Over time, the once thriving and populous capital of medieval Ethiopia turned into a small settlement. Lalibela's churches have been preserved thanks to the care of generations of priests who kept there their treasures of ornate crosses, illustrated Bibles and miniature manuscripts. From the road we climb to it, Lalibela is quite inconspicuous against the background of the 4200 meter high Abuna Yosef peak rising above the surrounding area.

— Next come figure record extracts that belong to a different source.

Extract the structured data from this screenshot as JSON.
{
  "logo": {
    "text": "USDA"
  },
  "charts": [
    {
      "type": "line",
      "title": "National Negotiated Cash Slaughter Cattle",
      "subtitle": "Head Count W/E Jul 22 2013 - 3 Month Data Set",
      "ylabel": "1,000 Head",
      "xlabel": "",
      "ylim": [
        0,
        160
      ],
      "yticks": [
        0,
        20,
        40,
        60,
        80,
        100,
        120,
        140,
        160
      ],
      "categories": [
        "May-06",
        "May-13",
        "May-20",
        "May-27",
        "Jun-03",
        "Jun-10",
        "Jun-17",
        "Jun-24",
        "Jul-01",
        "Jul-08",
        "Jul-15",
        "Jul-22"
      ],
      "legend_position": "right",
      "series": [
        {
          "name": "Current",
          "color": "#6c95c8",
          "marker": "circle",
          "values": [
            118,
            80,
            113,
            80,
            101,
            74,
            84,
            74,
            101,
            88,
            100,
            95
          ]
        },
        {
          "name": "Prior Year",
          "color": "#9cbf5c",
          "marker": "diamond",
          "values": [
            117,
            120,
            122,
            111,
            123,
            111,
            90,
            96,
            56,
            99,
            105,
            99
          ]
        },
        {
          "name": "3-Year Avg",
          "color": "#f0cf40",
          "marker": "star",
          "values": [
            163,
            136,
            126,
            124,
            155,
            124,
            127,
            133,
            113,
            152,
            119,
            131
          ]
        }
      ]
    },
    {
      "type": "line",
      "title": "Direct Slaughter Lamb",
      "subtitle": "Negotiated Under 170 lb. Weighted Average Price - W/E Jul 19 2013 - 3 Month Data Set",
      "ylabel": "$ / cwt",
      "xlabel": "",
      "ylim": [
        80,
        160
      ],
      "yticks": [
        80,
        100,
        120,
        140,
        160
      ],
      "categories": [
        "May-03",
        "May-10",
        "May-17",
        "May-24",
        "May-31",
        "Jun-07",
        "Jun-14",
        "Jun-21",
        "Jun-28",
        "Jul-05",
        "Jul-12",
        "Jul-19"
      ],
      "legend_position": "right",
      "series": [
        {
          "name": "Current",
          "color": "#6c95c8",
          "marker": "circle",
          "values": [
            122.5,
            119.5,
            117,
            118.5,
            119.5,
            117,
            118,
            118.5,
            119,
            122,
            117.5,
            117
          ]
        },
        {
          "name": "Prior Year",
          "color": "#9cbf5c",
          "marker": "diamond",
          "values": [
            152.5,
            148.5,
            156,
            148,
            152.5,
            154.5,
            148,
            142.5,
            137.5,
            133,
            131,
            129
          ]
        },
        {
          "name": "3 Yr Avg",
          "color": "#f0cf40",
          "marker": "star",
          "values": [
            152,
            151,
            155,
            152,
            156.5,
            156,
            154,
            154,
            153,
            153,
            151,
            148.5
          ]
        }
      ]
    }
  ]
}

Hello traveling people! I present to you an extraordinary country from which we returned three days ago. Ethiopia captivated me forever! We had the opportunity to explore the central and northern parts without Axum and Tigray because of the situation there! For history buffs, I highly recommend it! Beth Medhani Alem ("House of the Savior of the World") is a church of the Ethiopian Orthodox denomination located in the city of Lalibela, in the Amhara region of Ethiopia.
It was built in the 13th century most likely by Emperor Gebremeskel Lalibela of the Zagwe dynasty and is the largest monolithic rock-hewn church in the world. It is one of the eleven monolithic churches in Lalibela that were declared a UNESCO World Heritage Site in 1978, and is part of a group of six churches located north of the local Jordan River.
Their builders wanted to present it as a reproduction of the Church of St. Mary of Zion from Aksum, destroyed in 1535 during the invasion of the army of Ahmed Ibn Ibrahim Al-Ghazi. Bet Medhane Alem is the largest and tallest temple in the Lalibela complex with an interior space of around 10,000 cubic meters and it is estimated that 15,000 cubic meters of rock was removed for its construction.
From the point of view of the device, the colonnade of 34 square supports that surrounds the church stands out. It corresponds to the characteristics of a basilica with three entrances, is not painted and is divided into five naves. The church houses one of the greatest Ethiopian ecclesiastical treasures - the Lalibela Cross.
Lalibela, the last, emblematic, monolithic without columns "St.George" Only those baptized in the Jordan River have the right to burial in niches in the courtyard. Forgive my presence in certain shots, but I was there anyway.